Elisa C. Cattaneo researches experimental ecological design and its theoretical implications, to generate new territories of imagination. In particular, considering the design as a “weak” field evolvable and renewable through new transdisciplinary approaches. The concept of weakness is set up as an open research platform and has been presented in several exhibitions, Biennial architecture (Tallin, Venice, Santiago del Chile), publications, and conferences.
PhD in Architecture and Urban Planning, she was Visiting Scholar at the M.I.T. (2010) and at Harvard University (2011-12). She is founder and director of the Agency of research B.L.U. active in studies, research, and project development in contemporary design, and principal of her firm, engaged in public projects and international competitions.
She has been teaching at many Italian universities (Politecnico di Milano, di Torino, Domus Academy); curator of conferences and exhibitions (as Milan Capital of the Modern at the Expo 2015 Architecture Pavilion in Milan; Verde Prato, 2019; Seeds, 2022).
She is author of books on design theory (as Andrea Branzi. The project in the Age of Relativity, 2018; Nature through the Mirror, 2016), and she constantly writes for the Italian Newspaper Sole 24 ore.
Prof. Monica Kuo is the chair & dean of Environmental Planning & Design College, Dept. of Landscape Architecture, Chinese Culture University. She is also the honorable president of Chinese Taiwan Landscape Architects Society (CTLAS) and the winner of Outstanding Achievement on Landscape Planning for Tung-Yuan Award, Taiwan.
After received the MLA from U. of Penn., she started her professional practice in Philly. Then she returned to Chinese Taiwan joining the first frontier task, working on the survey and planning of six National Parks in Chinese Taiwan. Following the public services, she was invited as the chair of the Dept. of Landscape Architecture in C.C.U. Since then, with her great interest and passion on research, practicing and teaching, she devoted most of her effort on the promotion of the status of Landscape Architects as well as wide range of Eco-Urbanism, Wetland Protection, Coastal Zone Management, Public Arts and Nature Conservation in Chinese Taiwan.

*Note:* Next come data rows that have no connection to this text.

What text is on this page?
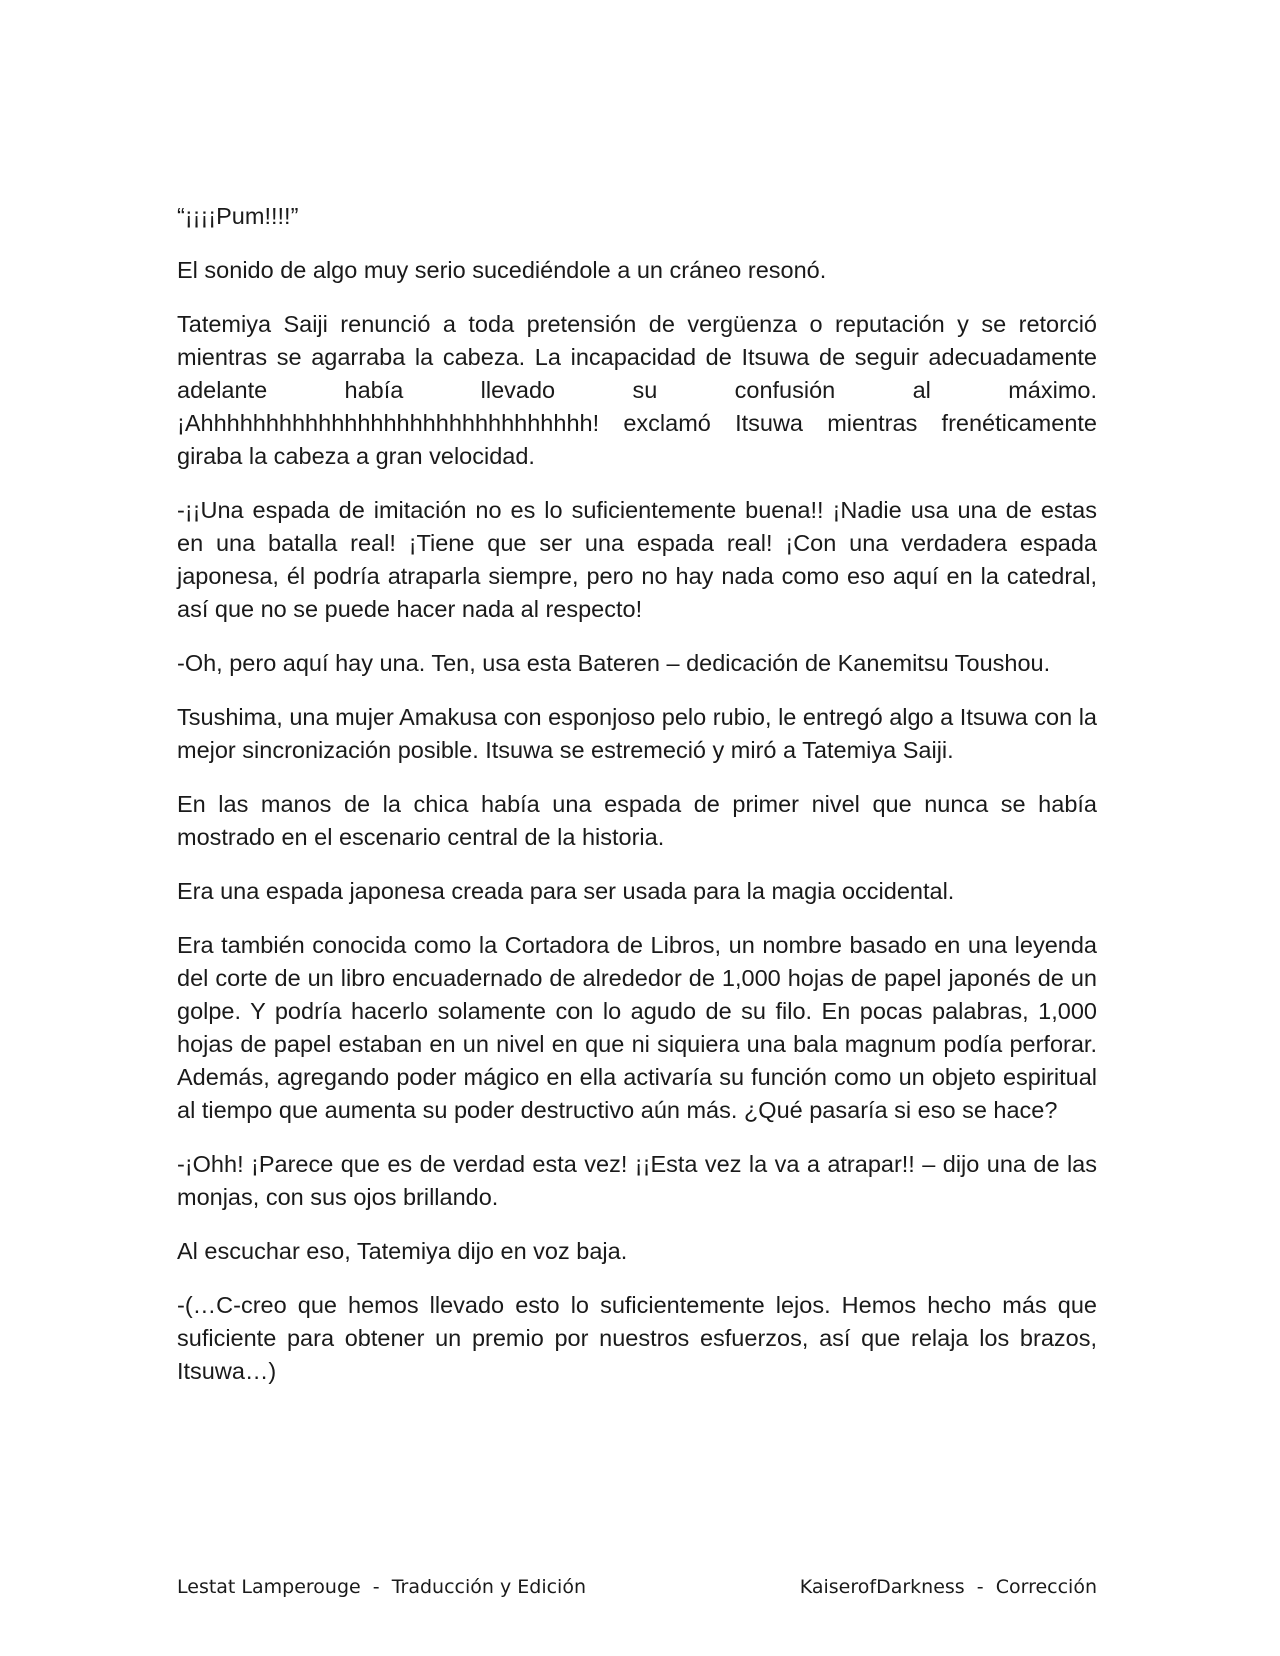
“¡¡¡¡Pum!!!!”

El sonido de algo muy serio sucediéndole a un cráneo resonó.

Tatemiya Saiji renunció a toda pretensión de vergüenza o reputación y se retorció mientras se agarraba la cabeza. La incapacidad de Itsuwa de seguir adecuadamente adelante había llevado su confusión al máximo. ¡Ahhhhhhhhhhhhhhhhhhhhhhhhhhhhhh! exclamó Itsuwa mientras frenéticamente giraba la cabeza a gran velocidad.

-¡¡Una espada de imitación no es lo suficientemente buena!! ¡Nadie usa una de estas en una batalla real! ¡Tiene que ser una espada real! ¡Con una verdadera espada japonesa, él podría atraparla siempre, pero no hay nada como eso aquí en la catedral, así que no se puede hacer nada al respecto!

-Oh, pero aquí hay una. Ten, usa esta Bateren – dedicación de Kanemitsu Toushou.

Tsushima, una mujer Amakusa con esponjoso pelo rubio, le entregó algo a Itsuwa con la mejor sincronización posible. Itsuwa se estremeció y miró a Tatemiya Saiji.

En las manos de la chica había una espada de primer nivel que nunca se había mostrado en el escenario central de la historia.

Era una espada japonesa creada para ser usada para la magia occidental.

Era también conocida como la Cortadora de Libros, un nombre basado en una leyenda del corte de un libro encuadernado de alrededor de 1,000 hojas de papel japonés de un golpe. Y podría hacerlo solamente con lo agudo de su filo. En pocas palabras, 1,000 hojas de papel estaban en un nivel en que ni siquiera una bala magnum podía perforar. Además, agregando poder mágico en ella activaría su función como un objeto espiritual al tiempo que aumenta su poder destructivo aún más. ¿Qué pasaría si eso se hace?

-¡Ohh! ¡Parece que es de verdad esta vez! ¡¡Esta vez la va a atrapar!! – dijo una de las monjas, con sus ojos brillando.

Al escuchar eso, Tatemiya dijo en voz baja.

-(…C-creo que hemos llevado esto lo suficientemente lejos. Hemos hecho más que suficiente para obtener un premio por nuestros esfuerzos, así que relaja los brazos, Itsuwa…)

Lestat Lamperouge  -  Traducción y Edición	KaiserofDarkness  -  Corrección
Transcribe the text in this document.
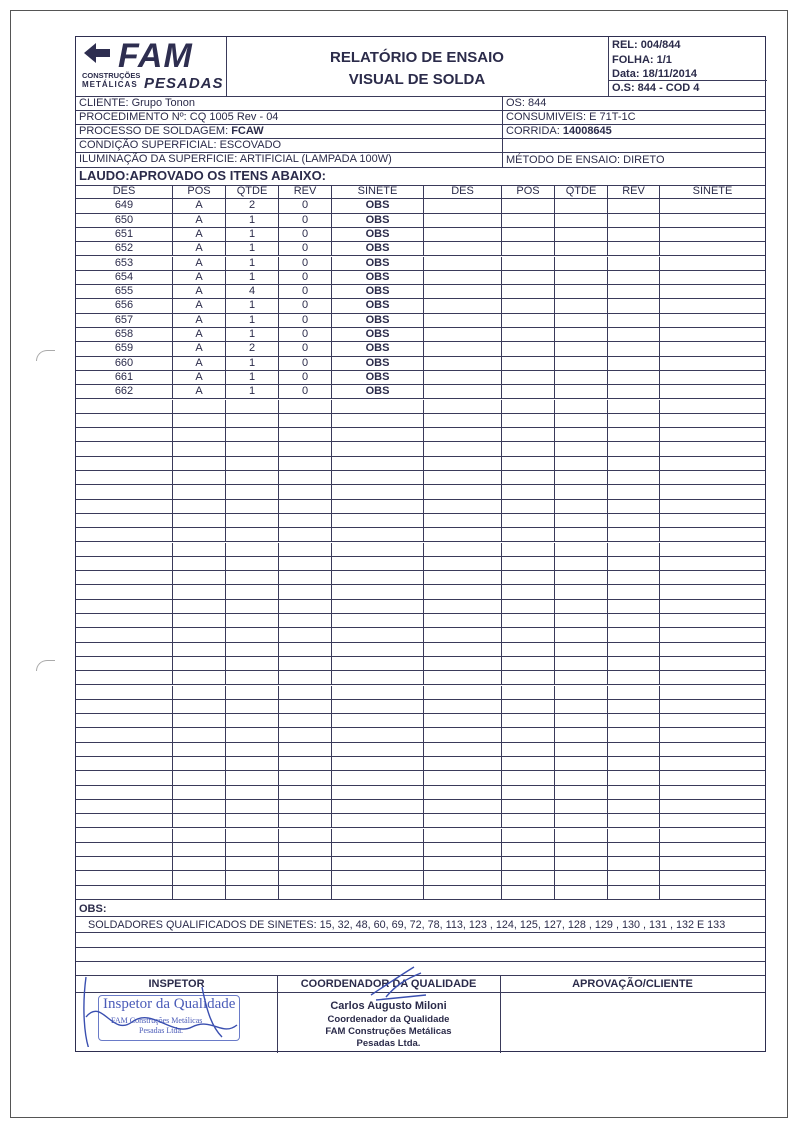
FAM
CONSTRUÇÕES
METÁLICAS PESADAS
RELATÓRIO DE ENSAIO
VISUAL DE SOLDA
REL: 004/844
FOLHA: 1/1
Data: 18/11/2014
O.S: 844 - COD 4
CLIENTE: Grupo Tonon
PROCEDIMENTO Nº: CQ 1005 Rev - 04
PROCESSO DE SOLDAGEM: FCAW
CONDIÇÃO SUPERFICIAL: ESCOVADO
ILUMINAÇÃO DA SUPERFICIE: ARTIFICIAL (LAMPADA 100W)
OS: 844
CONSUMIVEIS: E 71T-1C
CORRIDA: 14008645
MÉTODO DE ENSAIO: DIRETO
LAUDO:APROVADO OS ITENS ABAIXO:
DES	POS	QTDE	REV	SINETE	DES	POS	QTDE	REV	SINETE
649	A	2	0	OBS
650	A	1	0	OBS
651	A	1	0	OBS
652	A	1	0	OBS
653	A	1	0	OBS
654	A	1	0	OBS
655	A	4	0	OBS
656	A	1	0	OBS
657	A	1	0	OBS
658	A	1	0	OBS
659	A	2	0	OBS
660	A	1	0	OBS
661	A	1	0	OBS
662	A	1	0	OBS
OBS:
SOLDADORES QUALIFICADOS DE SINETES: 15, 32, 48, 60, 69, 72, 78, 113, 123 , 124, 125, 127, 128 , 129 , 130 , 131 , 132 E 133
INSPETOR	COORDENADOR DA QUALIDADE	APROVAÇÃO/CLIENTE
Inspetor da Qualidade
FAM Construções Metálicas
Pesadas Ltda.
Carlos Augusto Miloni
Coordenador da Qualidade
FAM Construções Metálicas
Pesadas Ltda.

Prof. Kuo is one of the few scholars persistently dedicated in the wide spectrum of public policies on the environmental protection, landscape education as well as nature and culture conservation.

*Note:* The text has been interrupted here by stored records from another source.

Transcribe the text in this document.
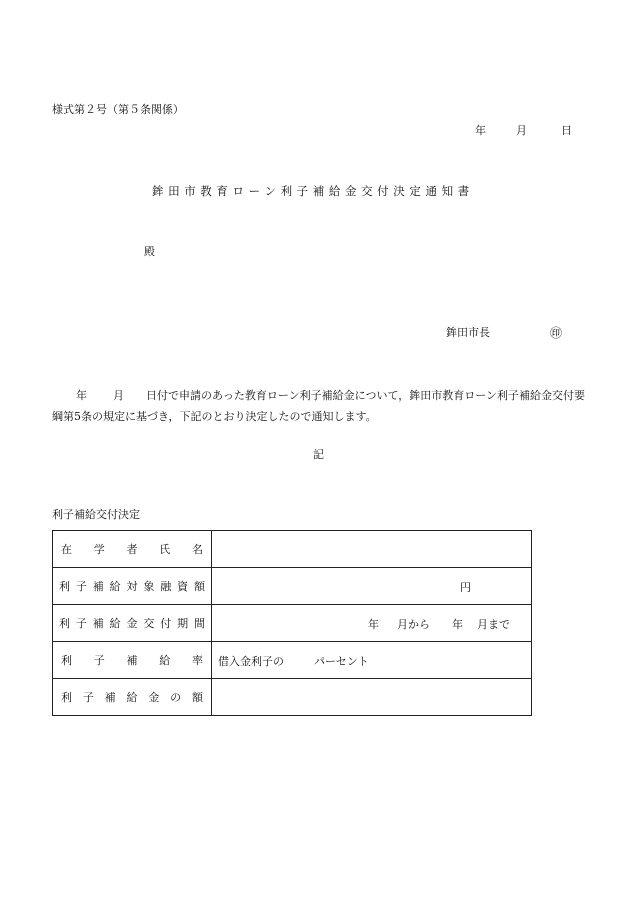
様式第２号（第５条関係）
年	月	日
鉾田市教育ローン利子補給金交付決定通知書
殿
鉾田市長	㊞
年 月 日付で申請のあった教育ローン利子補給金について，鉾田市教育ローン利子補給金交付要綱第5条の規定に基づき，下記のとおり決定したので通知します。
記
利子補給交付決定
在学者氏名	
利子補給対象融資額	円

利子補給金交付期間	年 月から 年 月まで

利子補給率	借入金利子の パーセント

利子補給金の額	
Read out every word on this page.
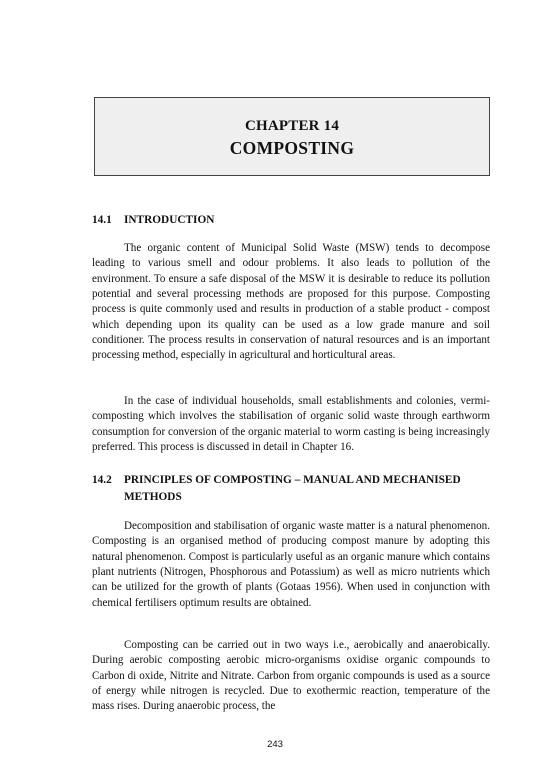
CHAPTER 14
COMPOSTING
14.1 INTRODUCTION

The organic content of Municipal Solid Waste (MSW) tends to decompose leading to various smell and odour problems. It also leads to pollution of the environment. To ensure a safe disposal of the MSW it is desirable to reduce its pollution potential and several processing methods are proposed for this purpose. Composting process is quite commonly used and results in production of a stable product - compost which depending upon its quality can be used as a low grade manure and soil conditioner. The process results in conservation of natural resources and is an important processing method, especially in agricultural and horticultural areas.

In the case of individual households, small establishments and colonies, vermi-composting which involves the stabilisation of organic solid waste through earthworm consumption for conversion of the organic material to worm casting is being increasingly preferred. This process is discussed in detail in Chapter 16.

14.2 PRINCIPLES OF COMPOSTING – MANUAL AND MECHANISED
METHODS

Decomposition and stabilisation of organic waste matter is a natural phenomenon. Composting is an organised method of producing compost manure by adopting this natural phenomenon. Compost is particularly useful as an organic manure which contains plant nutrients (Nitrogen, Phosphorous and Potassium) as well as micro nutrients which can be utilized for the growth of plants (Gotaas 1956). When used in conjunction with chemical fertilisers optimum results are obtained.

Composting can be carried out in two ways i.e., aerobically and anaerobically. During aerobic composting aerobic micro-organisms oxidise organic compounds to Carbon di oxide, Nitrite and Nitrate. Carbon from organic compounds is used as a source of energy while nitrogen is recycled. Due to exothermic reaction, temperature of the mass rises. During anaerobic process, the

243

Claire Martin is a Registered Landscape Architect and Associate Director of OCULUS. She is a Fellow and National President of the Australian Institute of Landscape Architects, and Chair of the International Federation of Landscape Architects (Asia-Pacific Region) Climate Change Working Group. Claire is passionate about design education, advocacy, and communication and is a member of the Office of the Victorian Government Architect’s Victorian Design Review Panel, a contributing editor of Landscape Architecture Australia, and a regular guest lecturer at RMIT University, where she has taught, is an invited critic, and a member of the Landscape Architecture Industry Advisory Committee.

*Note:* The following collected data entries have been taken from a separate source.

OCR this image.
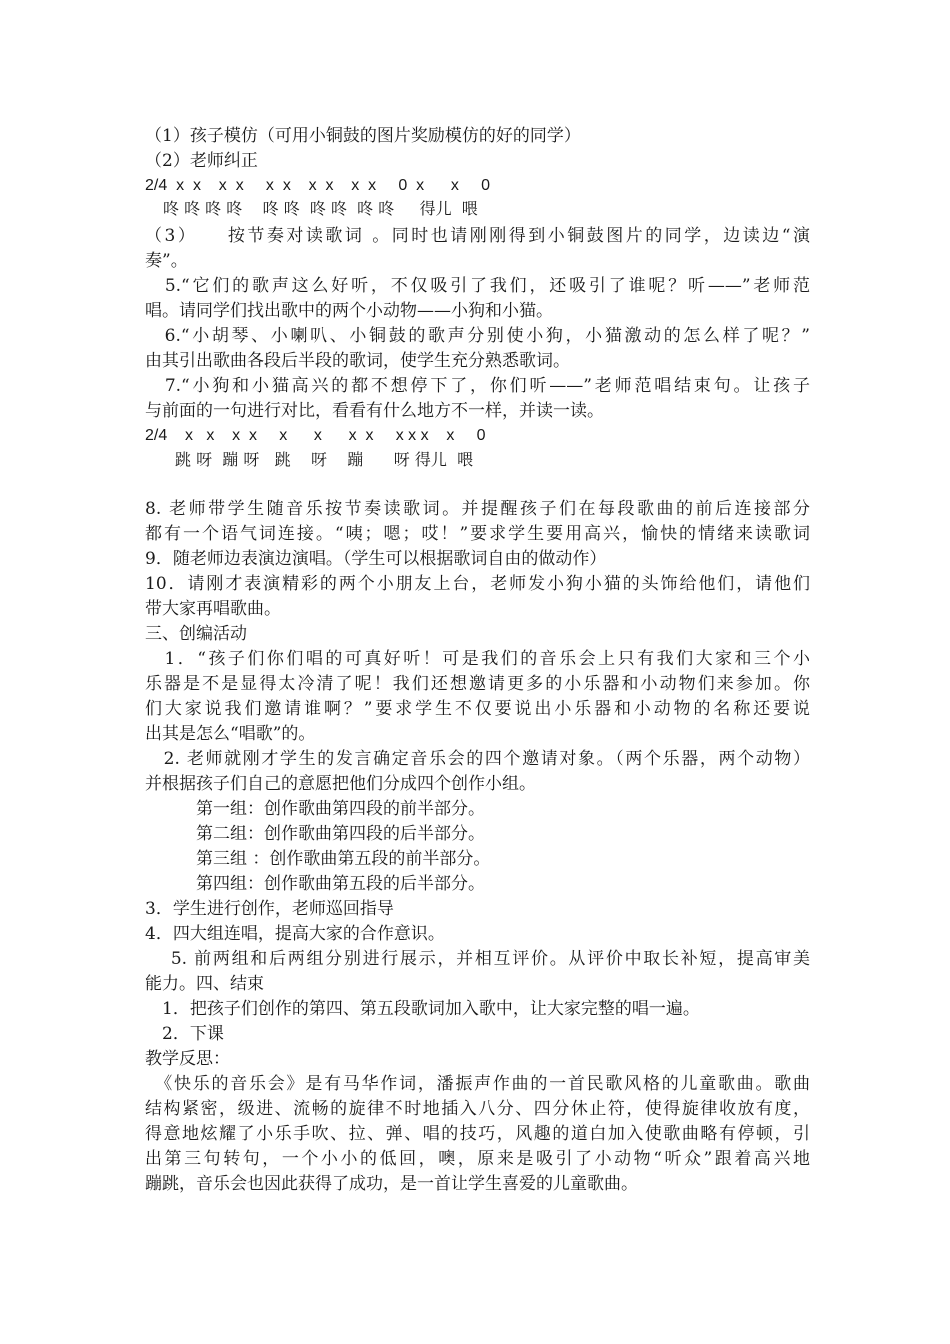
（1）孩子模仿（可用小铜鼓的图片奖励模仿的好的同学）
（2）老师纠正
2/4  x  x    x  x     x  x    x  x    x  x     0  x      x     0
咚 咚 咚 咚    咚 咚  咚 咚  咚 咚     得儿  喂
（3）　　按节奏对读歌词 。同时也请刚刚得到小铜鼓图片的同学，边读边“演
奏”。
　5.“它们的歌声这么好听，不仅吸引了我们，还吸引了谁呢？听——”老师范
唱。请同学们找出歌中的两个小动物——小狗和小猫。
　6.“小胡琴、小喇叭、小铜鼓的歌声分别使小狗，小猫激动的怎么样了呢？”
由其引出歌曲各段后半段的歌词，使学生充分熟悉歌词。
　7.“小狗和小猫高兴的都不想停下了，你们听——”老师范唱结束句。让孩子
与前面的一句进行对比，看看有什么地方不一样，并读一读。
2/4    x   x    x  x     x      x      x  x     x x x    x     0
跳 呀  蹦 呀   跳    呀    蹦      呀 得儿  喂
8. 老师带学生随音乐按节奏读歌词。并提醒孩子们在每段歌曲的前后连接部分
都有一个语气词连接。“咦；嗯；哎！”要求学生要用高兴，愉快的情绪来读歌词
9．随老师边表演边演唱。（学生可以根据歌词自由的做动作）
10．请刚才表演精彩的两个小朋友上台，老师发小狗小猫的头饰给他们，请他们
带大家再唱歌曲。
三、创编活动
　1．“孩子们你们唱的可真好听！可是我们的音乐会上只有我们大家和三个小
乐器是不是显得太冷清了呢！我们还想邀请更多的小乐器和小动物们来参加。你
们大家说我们邀请谁啊？”要求学生不仅要说出小乐器和小动物的名称还要说
出其是怎么“唱歌”的。
　2. 老师就刚才学生的发言确定音乐会的四个邀请对象。（两个乐器，两个动物）
并根据孩子们自己的意愿把他们分成四个创作小组。
　　　第一组：创作歌曲第四段的前半部分。
　　　第二组：创作歌曲第四段的后半部分。
　　　第三组 ：创作歌曲第五段的前半部分。
　　　第四组：创作歌曲第五段的后半部分。
3．学生进行创作，老师巡回指导
4．四大组连唱，提高大家的合作意识。
　 5. 前两组和后两组分别进行展示，并相互评价。从评价中取长补短，提高审美
能力。四、结束
　1．把孩子们创作的第四、第五段歌词加入歌中，让大家完整的唱一遍。
　2．下课
教学反思：
　《快乐的音乐会》是有马华作词，潘振声作曲的一首民歌风格的儿童歌曲。歌曲
结构紧密，级进、流畅的旋律不时地插入八分、四分休止符，使得旋律收放有度，
得意地炫耀了小乐手吹、拉、弹、唱的技巧，风趣的道白加入使歌曲略有停顿，引
出第三句转句，一个小小的低回，噢，原来是吸引了小动物“听众”跟着高兴地
蹦跳，音乐会也因此获得了成功，是一首让学生喜爱的儿童歌曲。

Previously involved in research projects and didactic activities at the Accademia di architettura in Mendrisio and the International Institute of Architecture in Lugano Vico Morcote, the Berlage Institute in Rotterdam, the Barcelona Institute of Architecture, the Canadian Centre of Architecture in Montreal, the Archivio Cattaneo in Cernobbio, the Shih Chien University and the Huafan University in Taipei, Alessandro Martinelli, Ph.D., is Associate professor at the Department of Landscape architecture, the Chinese Culture University, Taipei. He is also the editorial director of ListLab Publisher (listlab.eu), Chair of the Education & Academic Affairs Committee, International Federation of Landscape Architects, Asia Pacific Region charter, and works together with BIAS Architects & Associates (biasarchitects.com) on architectural and curatorial projects that concern the public space today.
Dr. Rosalea Monacella is a faculty member of the Landscape Architecture Program at the Harvard University Graduate School of Design. Her expertise is in the careful indexing and shifting of dynamic resource flows that inform the landscape of the city. Her design research practice explores the notion of the ‘thickened ground’ through a careful and rigorous investigation of an expanded ecology of economic, ecological, and social systems that shape the metabolic and material flows of the city. Speculating on alternative near-future cities and how they might respond to climate change, changing resource flows and ecologies of energy.